PJ leaned forward. “How old were you, Mrs. Martins?”

“A few years older than you, my girl. But remember I grew up under a terrrrrible past political system that was hell on earth. I didn’t need some minister to tell me about an abstract hell. We lived it, hey? I thought to myself, I have responsibility for my own soul in the same way I have responsibility for my body. Exercise, eat the rrrrright foods, no cigarettes or booze. In the same way,
feed and exercise the soul. Think. Change political darkness to light in the community. Spread goodness. Swim, walk in the mountains. Feel God’s abundance. Be aware, hey?”
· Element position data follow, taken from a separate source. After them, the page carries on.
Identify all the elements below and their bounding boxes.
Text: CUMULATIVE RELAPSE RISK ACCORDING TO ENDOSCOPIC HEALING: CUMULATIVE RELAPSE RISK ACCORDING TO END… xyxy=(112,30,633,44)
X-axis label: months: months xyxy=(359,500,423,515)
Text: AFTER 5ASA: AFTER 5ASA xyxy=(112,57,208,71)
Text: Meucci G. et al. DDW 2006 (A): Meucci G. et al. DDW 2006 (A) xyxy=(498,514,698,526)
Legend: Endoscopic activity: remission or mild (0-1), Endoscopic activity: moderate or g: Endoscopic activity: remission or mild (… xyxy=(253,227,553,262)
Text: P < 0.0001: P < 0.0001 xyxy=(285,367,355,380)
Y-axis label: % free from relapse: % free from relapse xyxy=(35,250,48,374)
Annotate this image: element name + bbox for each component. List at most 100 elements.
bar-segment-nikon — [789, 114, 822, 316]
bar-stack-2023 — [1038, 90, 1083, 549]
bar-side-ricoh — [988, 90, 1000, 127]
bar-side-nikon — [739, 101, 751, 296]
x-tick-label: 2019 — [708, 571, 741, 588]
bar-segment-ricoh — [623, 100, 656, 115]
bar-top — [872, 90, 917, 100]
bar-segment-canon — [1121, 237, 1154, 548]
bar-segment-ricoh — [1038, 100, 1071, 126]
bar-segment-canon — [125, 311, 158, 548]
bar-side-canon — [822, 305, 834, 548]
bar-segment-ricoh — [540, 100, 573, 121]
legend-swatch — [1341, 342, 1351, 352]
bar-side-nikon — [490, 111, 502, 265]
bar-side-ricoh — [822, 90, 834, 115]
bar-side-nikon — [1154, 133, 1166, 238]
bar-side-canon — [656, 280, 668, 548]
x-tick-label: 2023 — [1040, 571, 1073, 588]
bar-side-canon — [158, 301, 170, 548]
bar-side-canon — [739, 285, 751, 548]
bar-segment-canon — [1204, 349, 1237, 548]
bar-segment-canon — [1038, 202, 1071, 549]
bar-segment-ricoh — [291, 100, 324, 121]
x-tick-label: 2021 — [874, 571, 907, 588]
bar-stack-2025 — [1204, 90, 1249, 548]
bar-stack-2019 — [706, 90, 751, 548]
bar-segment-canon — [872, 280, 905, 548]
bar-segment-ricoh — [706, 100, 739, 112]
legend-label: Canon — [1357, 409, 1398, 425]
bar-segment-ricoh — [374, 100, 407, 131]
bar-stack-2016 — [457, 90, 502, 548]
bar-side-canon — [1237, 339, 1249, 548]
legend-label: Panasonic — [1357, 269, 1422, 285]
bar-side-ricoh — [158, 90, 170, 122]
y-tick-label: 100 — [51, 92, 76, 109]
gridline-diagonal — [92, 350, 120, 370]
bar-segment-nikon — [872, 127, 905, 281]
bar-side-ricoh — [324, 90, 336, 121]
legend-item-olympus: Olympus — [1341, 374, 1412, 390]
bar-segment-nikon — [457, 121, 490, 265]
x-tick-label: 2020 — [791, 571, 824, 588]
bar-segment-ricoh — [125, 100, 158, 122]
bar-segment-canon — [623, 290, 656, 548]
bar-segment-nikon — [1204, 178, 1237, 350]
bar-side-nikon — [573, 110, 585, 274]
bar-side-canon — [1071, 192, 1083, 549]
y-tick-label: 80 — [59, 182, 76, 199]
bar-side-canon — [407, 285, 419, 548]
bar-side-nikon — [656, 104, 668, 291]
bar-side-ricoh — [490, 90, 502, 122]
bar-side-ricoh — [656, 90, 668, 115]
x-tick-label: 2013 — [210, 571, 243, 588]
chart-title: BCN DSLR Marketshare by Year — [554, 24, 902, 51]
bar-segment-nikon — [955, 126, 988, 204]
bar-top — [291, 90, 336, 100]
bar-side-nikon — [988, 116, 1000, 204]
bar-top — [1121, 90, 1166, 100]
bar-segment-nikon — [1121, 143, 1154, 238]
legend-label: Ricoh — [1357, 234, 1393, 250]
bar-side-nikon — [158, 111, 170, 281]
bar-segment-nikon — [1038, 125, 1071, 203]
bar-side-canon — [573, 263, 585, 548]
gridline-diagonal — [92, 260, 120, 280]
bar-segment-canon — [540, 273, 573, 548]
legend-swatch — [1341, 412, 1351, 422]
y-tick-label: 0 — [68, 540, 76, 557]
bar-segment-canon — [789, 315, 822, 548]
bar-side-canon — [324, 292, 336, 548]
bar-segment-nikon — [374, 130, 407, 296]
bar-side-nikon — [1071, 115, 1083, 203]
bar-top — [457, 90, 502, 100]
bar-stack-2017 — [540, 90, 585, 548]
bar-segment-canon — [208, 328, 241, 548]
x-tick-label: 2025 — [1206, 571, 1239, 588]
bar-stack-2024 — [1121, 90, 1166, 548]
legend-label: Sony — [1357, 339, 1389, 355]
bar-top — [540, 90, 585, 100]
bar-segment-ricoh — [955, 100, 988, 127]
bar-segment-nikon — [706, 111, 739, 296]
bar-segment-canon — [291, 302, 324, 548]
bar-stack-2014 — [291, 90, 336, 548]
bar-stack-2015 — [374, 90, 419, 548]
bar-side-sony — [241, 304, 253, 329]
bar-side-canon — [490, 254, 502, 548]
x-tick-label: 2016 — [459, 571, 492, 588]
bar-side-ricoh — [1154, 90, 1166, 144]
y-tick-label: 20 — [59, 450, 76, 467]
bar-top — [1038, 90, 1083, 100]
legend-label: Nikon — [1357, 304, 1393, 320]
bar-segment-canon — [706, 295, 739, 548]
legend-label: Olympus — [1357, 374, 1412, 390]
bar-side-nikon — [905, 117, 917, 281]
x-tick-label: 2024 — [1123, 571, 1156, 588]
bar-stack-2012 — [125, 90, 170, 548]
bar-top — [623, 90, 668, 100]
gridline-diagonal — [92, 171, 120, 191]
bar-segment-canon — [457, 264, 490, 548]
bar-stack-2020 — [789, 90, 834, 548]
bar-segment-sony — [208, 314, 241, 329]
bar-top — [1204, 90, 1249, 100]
“You make it sound so simple, Mrs. Martins,” said PJ. She remembered Lemon Pie’s b-mail about spreading seeds from the sacred fig tree that started to bear fruit again when the politics of South Africa changed.

“It
is
simple, PJ. Create a special energy around yourself to give others joy, hope. God supplies the raw material. It’s up to us what we do with it.”

“Ruth did a lot.”

“That’s it! Otherwise you wouldn’t be rrrrrunning around asking all these questions, my girl.”

That evening, PJ sat on her window seat and replayed everything she had learned that day, the beach activities, and all the thoughts she had shared with Mr. Flax, Mr. Santos, and Mrs. Martins. Breezes brought the smell of the ocean right into her room. She could hear the comforting and familiar sound of Mrs. Patel’s melodic metal chimes across the road. The moon was crystal clear, like a
circle of pure ice in the sky, forming a perfect triangle with two brilliant stars. The owls were silent tonight, or perhaps it was too early? Her dad was watching TV downstairs, but all she could hear was a faint murmur.

A feeling of peace came over her for the first time in days. Her mind wasn’t racing like a bicycle going downhill without brakes anymore, but she knew this was also probably because she felt weary in a nice way. Outside, the rosebush was just a dark shape against the fence. She could also see the outlines of the little orange trees and the small pink and red flowering bushes she had planted within view of her windows to attract bees, butterflies, and hummingbirds.

PJ especially loved the idea that Mr. Splitzky’s bees might visit her flowers and keep caterpillars away. One day she would taste his honey and know that some of that nectar came from her garden.